Lars Waldorf
A big issue for any project promising empowerment is sustainability. The first aspect of sustainability is whether increased self-confidence and self-efficacy in the workshops and performances carries over into everyday life. We won’t be able to assess this properly until we come back in December and January, but our initial, follow-up interviews paint a mixed picture. On the one hand, many participants say they now intend to apply for government benefits that they didn’t know existed before. (Of course, the real test will be how persistent they are as they encounter bureaucratic indifference or discouragement.) On the other hand, we did an interview with a disabled workshop participant whose mother and sister kept speaking for her – so much so that my interpreter lectured the participant that “you need to speak for yourself now that you have been empowered.” That didn’t have the desired effect (and it later prompted something of a lecture from me on the need to keep research and advocacy more separated).

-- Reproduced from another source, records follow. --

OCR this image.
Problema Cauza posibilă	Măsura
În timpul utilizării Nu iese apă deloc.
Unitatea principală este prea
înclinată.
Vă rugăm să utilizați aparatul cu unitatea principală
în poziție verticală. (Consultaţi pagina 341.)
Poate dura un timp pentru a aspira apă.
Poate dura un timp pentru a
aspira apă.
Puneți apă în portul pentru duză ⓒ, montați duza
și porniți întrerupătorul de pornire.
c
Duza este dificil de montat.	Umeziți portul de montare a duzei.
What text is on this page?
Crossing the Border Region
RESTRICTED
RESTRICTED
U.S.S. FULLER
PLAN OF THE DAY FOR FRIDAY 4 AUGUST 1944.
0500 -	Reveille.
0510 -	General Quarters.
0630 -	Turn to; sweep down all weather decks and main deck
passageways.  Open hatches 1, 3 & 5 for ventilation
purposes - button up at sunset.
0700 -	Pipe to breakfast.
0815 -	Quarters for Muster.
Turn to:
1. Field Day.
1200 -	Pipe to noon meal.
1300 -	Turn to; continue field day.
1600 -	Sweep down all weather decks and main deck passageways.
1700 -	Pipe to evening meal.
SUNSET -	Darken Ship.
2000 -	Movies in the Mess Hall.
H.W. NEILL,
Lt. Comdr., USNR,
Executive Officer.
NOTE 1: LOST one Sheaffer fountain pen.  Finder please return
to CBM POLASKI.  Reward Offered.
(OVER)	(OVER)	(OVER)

The second, more obvious aspect of sustainability is how to continue these dance and rights workshops once VisAbility’s members go back to their homes in Colombo and Cologne. As an audience member told us after the public performance in Jaffna’s Old Park, it is not good to do this just one time. In fact, VisAbility is already trying to make its work more sustainable. It got some funding from the German government to do follow-up training in mixed-abled dance and rights awareness with selected participants from the initial workshops. Last week, I watched VisAbility do four days of training with 10 participants in Batticaloa – five people with disabilities who, it is hoped, could train others in their communities plus two teachers and three students from the Swami Vipulananda Institute for Aesthetic Studies. At the end of the training, the participants gave a rousing, outdoor performance to assembled staff and students from the Institute. The choreography had been co-created, with movements built from shared personal stories.
After the performance ended, the Institute’s Director, Dr. Jeyasankar, invited the participants to talk about their experiences of the performance in front of the audience. Many of the disabled participants spoke movingly about how they had never expected to perform publicly – let alone in front of a university audience. In a follow-on meeting, Dr. Jeyasankar talked with VisAbility and the participants about the possibility of mainstreaming mixed-abled dance into the Institute’s curriculum, as well as hosting monthly dance workshops for the participants. If these things happen, then VisAbility’s project will have left an important legacy for education and inclusion in this country.